The apparitions used to be erroneously called "Acne neonatorum" and were thus aetiologically misunderstood. They no longer occur in older infants despite increasing colonisation with Malassezia furfur.
This frequent transient infant dermatosis must be distinguished from Acne neonatorum, the infantile acne(Acne infantum), both of which occur with acne-typical changes (inflammatory papules, pustules, comedones).
LiteratureThis section has been translated automatically.
- Ayhan M et al (2007) Colonization of neonate skin by Malassezia species: relationship with neonatal cephalic pustulosis. J Am Acad Dermatol 57:1012-101
- Bergman JN et al (2002) Neonatal acne and cephalic pustulosis: is malassezia the whole story? Arch Dermatol 138:255-257
- Bernier V et al (2002) Skin colonization by Malassezia species in neonates: a prospective study and relationship with neonatal cephalic pustulosis. Arch Dermatol 138: 215-218
Chadha A et al (2019) Common Neonatal Rashes. Pediatr Ann 48:e16-e22.
Crespo Erchiga V, Delgado Florencio V (2002) Malassezia species in skin diseases. Curr Opin Infect Dis 15: 133-142
- Rapelanoro R et al (1996) Neonatal Malassezia furfur Pustulosis. Arch Dermatol 132: 190-193
- Zuniga R et al (2013) Skin conditions: common skin rashes in infants.skin conditions: common skin rashes in infants. Skin conditions: common skin rashes in infants. FP Essent 407:31-41.

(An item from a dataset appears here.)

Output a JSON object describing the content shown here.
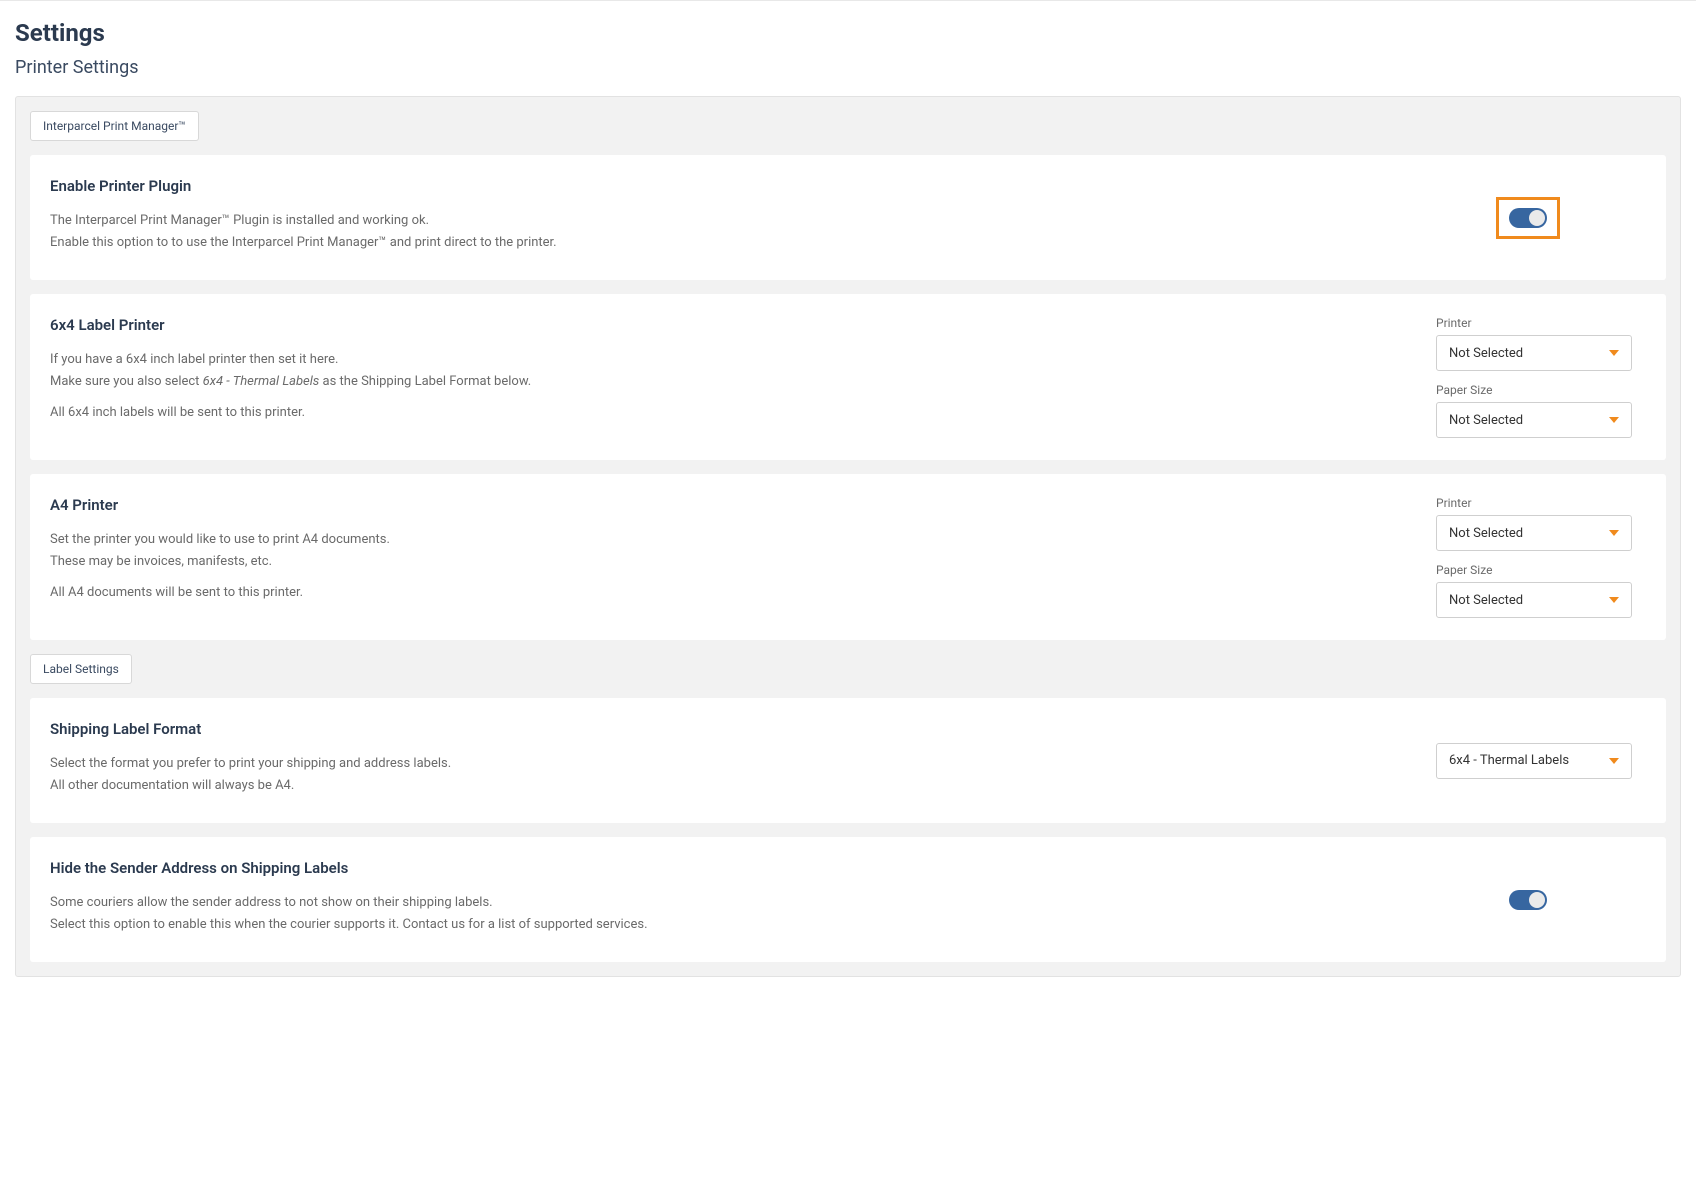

Incoming links (8)Acne infantum; Acne neonatorum; Milia of the infant; Milia (overview); Neonatal malazessia furfur pustulosis; Newborns, skin changes; Pustulose neonatal cephale; Sebaceous gland hyperplasia neonatal;
Outgoing links (9)Acne infantum; Acne neonatorum; Ciclopirox; Erythema neonatorum; Ketoconazole; Malassezia furfur; Milia (overview); Miliaria; Pityriasis versicolor (overview);
Please ask your physician for a reliable diagnosis. This website is only meant as a reference.